The Confederate navy was not based on the American mainland but unofficially and de facto in Liverpool, which was one of the largest ports in England at the time and the main import route for cotton from the southern states to the Lancashire cotton industry. The cotton industry was of critical importance to the south as their main export and earner of foreign currency. The Union however successfully blockaded the Confederate ports, and while some ships did run the blockade the trade was effectively strangled by the blockade.
Unsurprisingly when the southern blockade runners tried to get their cargo out it was to Liverpool, meaning that the Confederate government had a semi official office in the town, and gradually the role of this office changed from organising cotton shipments to acquiring ships, or having ships built and then moved to a friendly port to be commissioned and armed as confederate navy vessels.
Britain, shall we say, while officially neutral had an extremely lax interpretation of neutrality with shipyards in Liverpool and on the Clyde building blockade runners and later commerce raiders for the South.
These commerce raiders were front page news around the world. One of the privateers the Alabama, distinguished herself by sinking a Union vessel in sight of the shore off Cape Town, again something that was front page news at the time. The Alabama then ran for Cherbourg and was sunk nine miles off Cherbourg by a Union vesssel, the Kearsarge.
News of civil war naval engagement in the English Channel was a major sensation in both London and Australia, with graphic accounts of the conflict being published in the press.
Another privateer, the Florida was lying in Brest at the time, and when explosions were heard off of Jersey in fog a few days after the Alabama’s sinking it was assumed wrongly that the Kearsarge had found another victim. In fact neither the Kearsarge or its sister ship found the Florida.
The last of these privateers, the Shenandoah didn’t surrender until November 1865, more than six months after the end of the war, and then it was to a British naval vessel, the captain probably guessing that the British would be more acommodating than the Union navy.
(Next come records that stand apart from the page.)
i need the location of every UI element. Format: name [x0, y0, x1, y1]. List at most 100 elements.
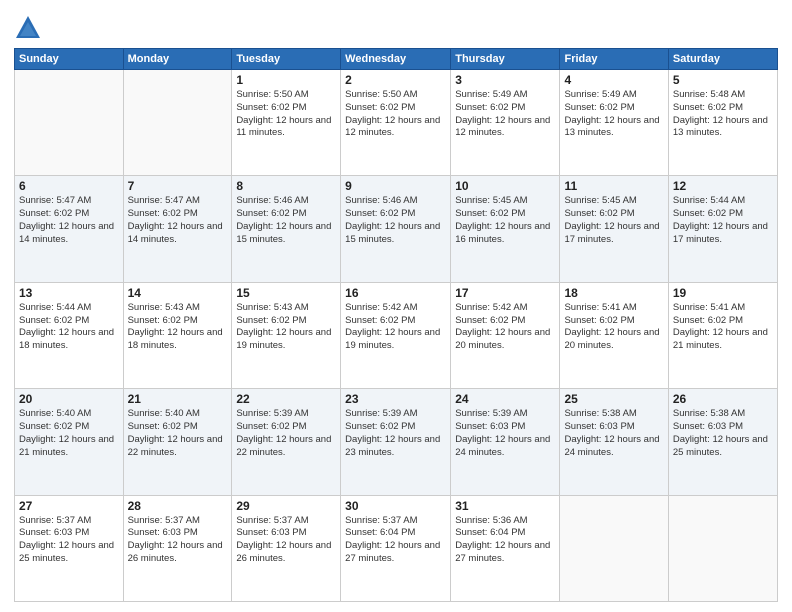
calendar-cell: 30 Sunrise: 5:37 AM Sunset: 6:04 PM Dayli…	[341, 495, 451, 601]
calendar-week-row: 13 Sunrise: 5:44 AM Sunset: 6:02 PM Dayli…	[15, 282, 778, 388]
cell-day-number: 2	[345, 73, 446, 87]
calendar-cell: 1 Sunrise: 5:50 AM Sunset: 6:02 PM Daylig…	[232, 70, 341, 176]
calendar-cell: 20 Sunrise: 5:40 AM Sunset: 6:02 PM Dayli…	[15, 389, 124, 495]
calendar-week-row: 1 Sunrise: 5:50 AM Sunset: 6:02 PM Daylig…	[15, 70, 778, 176]
cell-day-number: 12	[673, 179, 773, 193]
cell-daylight-info: Sunrise: 5:44 AM Sunset: 6:02 PM Dayligh…	[19, 302, 119, 353]
cell-daylight-info: Sunrise: 5:38 AM Sunset: 6:03 PM Dayligh…	[673, 408, 773, 459]
weekday-header: Wednesday	[341, 49, 451, 70]
cell-daylight-info: Sunrise: 5:41 AM Sunset: 6:02 PM Dayligh…	[673, 302, 773, 353]
cell-day-number: 19	[673, 286, 773, 300]
weekday-header: Monday	[123, 49, 232, 70]
cell-daylight-info: Sunrise: 5:38 AM Sunset: 6:03 PM Dayligh…	[564, 408, 663, 459]
cell-daylight-info: Sunrise: 5:40 AM Sunset: 6:02 PM Dayligh…	[128, 408, 228, 459]
cell-day-number: 21	[128, 392, 228, 406]
cell-daylight-info: Sunrise: 5:37 AM Sunset: 6:03 PM Dayligh…	[19, 515, 119, 566]
cell-daylight-info: Sunrise: 5:43 AM Sunset: 6:02 PM Dayligh…	[128, 302, 228, 353]
cell-day-number: 10	[455, 179, 555, 193]
calendar-cell: 25 Sunrise: 5:38 AM Sunset: 6:03 PM Dayli…	[560, 389, 668, 495]
cell-daylight-info: Sunrise: 5:39 AM Sunset: 6:02 PM Dayligh…	[345, 408, 446, 459]
weekday-header: Tuesday	[232, 49, 341, 70]
calendar-cell: 12 Sunrise: 5:44 AM Sunset: 6:02 PM Dayli…	[668, 176, 777, 282]
cell-daylight-info: Sunrise: 5:46 AM Sunset: 6:02 PM Dayligh…	[345, 195, 446, 246]
cell-day-number: 31	[455, 499, 555, 513]
cell-day-number: 23	[345, 392, 446, 406]
cell-day-number: 22	[236, 392, 336, 406]
cell-day-number: 4	[564, 73, 663, 87]
calendar-week-row: 27 Sunrise: 5:37 AM Sunset: 6:03 PM Dayli…	[15, 495, 778, 601]
cell-day-number: 17	[455, 286, 555, 300]
cell-daylight-info: Sunrise: 5:37 AM Sunset: 6:03 PM Dayligh…	[128, 515, 228, 566]
cell-day-number: 24	[455, 392, 555, 406]
cell-daylight-info: Sunrise: 5:45 AM Sunset: 6:02 PM Dayligh…	[564, 195, 663, 246]
calendar-cell: 18 Sunrise: 5:41 AM Sunset: 6:02 PM Dayli…	[560, 282, 668, 388]
calendar-cell: 2 Sunrise: 5:50 AM Sunset: 6:02 PM Daylig…	[341, 70, 451, 176]
calendar-cell: 16 Sunrise: 5:42 AM Sunset: 6:02 PM Dayli…	[341, 282, 451, 388]
cell-day-number: 13	[19, 286, 119, 300]
cell-day-number: 1	[236, 73, 336, 87]
cell-daylight-info: Sunrise: 5:47 AM Sunset: 6:02 PM Dayligh…	[19, 195, 119, 246]
cell-day-number: 14	[128, 286, 228, 300]
weekday-header: Saturday	[668, 49, 777, 70]
cell-daylight-info: Sunrise: 5:39 AM Sunset: 6:02 PM Dayligh…	[236, 408, 336, 459]
calendar-table: SundayMondayTuesdayWednesdayThursdayFrid…	[14, 48, 778, 602]
calendar-cell: 14 Sunrise: 5:43 AM Sunset: 6:02 PM Dayli…	[123, 282, 232, 388]
calendar-cell: 4 Sunrise: 5:49 AM Sunset: 6:02 PM Daylig…	[560, 70, 668, 176]
calendar-cell: 17 Sunrise: 5:42 AM Sunset: 6:02 PM Dayli…	[451, 282, 560, 388]
cell-day-number: 9	[345, 179, 446, 193]
calendar-cell: 28 Sunrise: 5:37 AM Sunset: 6:03 PM Dayli…	[123, 495, 232, 601]
cell-day-number: 16	[345, 286, 446, 300]
calendar-cell: 27 Sunrise: 5:37 AM Sunset: 6:03 PM Dayli…	[15, 495, 124, 601]
cell-day-number: 8	[236, 179, 336, 193]
calendar-cell: 21 Sunrise: 5:40 AM Sunset: 6:02 PM Dayli…	[123, 389, 232, 495]
cell-day-number: 29	[236, 499, 336, 513]
cell-daylight-info: Sunrise: 5:37 AM Sunset: 6:03 PM Dayligh…	[236, 515, 336, 566]
cell-day-number: 7	[128, 179, 228, 193]
cell-daylight-info: Sunrise: 5:44 AM Sunset: 6:02 PM Dayligh…	[673, 195, 773, 246]
calendar-cell: 31 Sunrise: 5:36 AM Sunset: 6:04 PM Dayli…	[451, 495, 560, 601]
cell-day-number: 30	[345, 499, 446, 513]
page: SundayMondayTuesdayWednesdayThursdayFrid…	[0, 0, 792, 612]
calendar-cell	[668, 495, 777, 601]
calendar-cell: 7 Sunrise: 5:47 AM Sunset: 6:02 PM Daylig…	[123, 176, 232, 282]
cell-daylight-info: Sunrise: 5:49 AM Sunset: 6:02 PM Dayligh…	[564, 89, 663, 140]
cell-daylight-info: Sunrise: 5:50 AM Sunset: 6:02 PM Dayligh…	[345, 89, 446, 140]
cell-day-number: 28	[128, 499, 228, 513]
cell-day-number: 27	[19, 499, 119, 513]
cell-daylight-info: Sunrise: 5:46 AM Sunset: 6:02 PM Dayligh…	[236, 195, 336, 246]
cell-day-number: 11	[564, 179, 663, 193]
cell-day-number: 6	[19, 179, 119, 193]
cell-daylight-info: Sunrise: 5:43 AM Sunset: 6:02 PM Dayligh…	[236, 302, 336, 353]
logo-icon	[14, 14, 42, 42]
weekday-header: Friday	[560, 49, 668, 70]
cell-daylight-info: Sunrise: 5:41 AM Sunset: 6:02 PM Dayligh…	[564, 302, 663, 353]
calendar-cell: 26Sunrise: 5:38 AM Sunset: 6:03 PM Dayli…	[668, 389, 777, 495]
calendar-cell: 29 Sunrise: 5:37 AM Sunset: 6:03 PM Dayli…	[232, 495, 341, 601]
cell-day-number: 18	[564, 286, 663, 300]
weekday-header: Sunday	[15, 49, 124, 70]
calendar-cell	[560, 495, 668, 601]
cell-daylight-info: Sunrise: 5:40 AM Sunset: 6:02 PM Dayligh…	[19, 408, 119, 459]
cell-daylight-info: Sunrise: 5:50 AM Sunset: 6:02 PM Dayligh…	[236, 89, 336, 140]
cell-day-number: 20	[19, 392, 119, 406]
cell-daylight-info: Sunrise: 5:42 AM Sunset: 6:02 PM Dayligh…	[455, 302, 555, 353]
cell-day-number: 15	[236, 286, 336, 300]
calendar-cell: 22 Sunrise: 5:39 AM Sunset: 6:02 PM Dayli…	[232, 389, 341, 495]
cell-day-number: 3	[455, 73, 555, 87]
calendar-cell: 6 Sunrise: 5:47 AM Sunset: 6:02 PM Daylig…	[15, 176, 124, 282]
cell-day-number: 25	[564, 392, 663, 406]
calendar-cell: 13 Sunrise: 5:44 AM Sunset: 6:02 PM Dayli…	[15, 282, 124, 388]
calendar-cell: 8 Sunrise: 5:46 AM Sunset: 6:02 PM Daylig…	[232, 176, 341, 282]
calendar-cell	[15, 70, 124, 176]
calendar-header-row: SundayMondayTuesdayWednesdayThursdayFrid…	[15, 49, 778, 70]
calendar-cell: 23 Sunrise: 5:39 AM Sunset: 6:02 PM Dayli…	[341, 389, 451, 495]
cell-daylight-info: Sunrise: 5:47 AM Sunset: 6:02 PM Dayligh…	[128, 195, 228, 246]
cell-daylight-info: Sunrise: 5:45 AM Sunset: 6:02 PM Dayligh…	[455, 195, 555, 246]
calendar-cell: 19 Sunrise: 5:41 AM Sunset: 6:02 PM Dayli…	[668, 282, 777, 388]
cell-daylight-info: Sunrise: 5:48 AM Sunset: 6:02 PM Dayligh…	[673, 89, 773, 140]
calendar-cell: 3Sunrise: 5:49 AM Sunset: 6:02 PM Daylig…	[451, 70, 560, 176]
cell-daylight-info: Sunrise: 5:37 AM Sunset: 6:04 PM Dayligh…	[345, 515, 446, 566]
cell-daylight-info: Sunrise: 5:36 AM Sunset: 6:04 PM Dayligh…	[455, 515, 555, 566]
calendar-week-row: 20 Sunrise: 5:40 AM Sunset: 6:02 PM Dayli…	[15, 389, 778, 495]
cell-daylight-info: Sunrise: 5:42 AM Sunset: 6:02 PM Dayligh…	[345, 302, 446, 353]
To emphasise the global nature of the conflict, the Shenandoah had previously put in to Melbourne for repairs, something that was a major sensation for the newspapers in Victoria at the time, and consequently her surrender half a world away was most definitely newsworthy.
As well as giving a sense of the history, following the stories through shows how the news was relayed by the first news agencies, picking up and relaying stories from the English press to newspapers in Australia and New Zealand, and shows how the advent of the mail steamer and the telegraph meant that life in Australia ceased to be ‘life on Mars’ but life on somewhere connected to and engaged with the rest of planet Earth.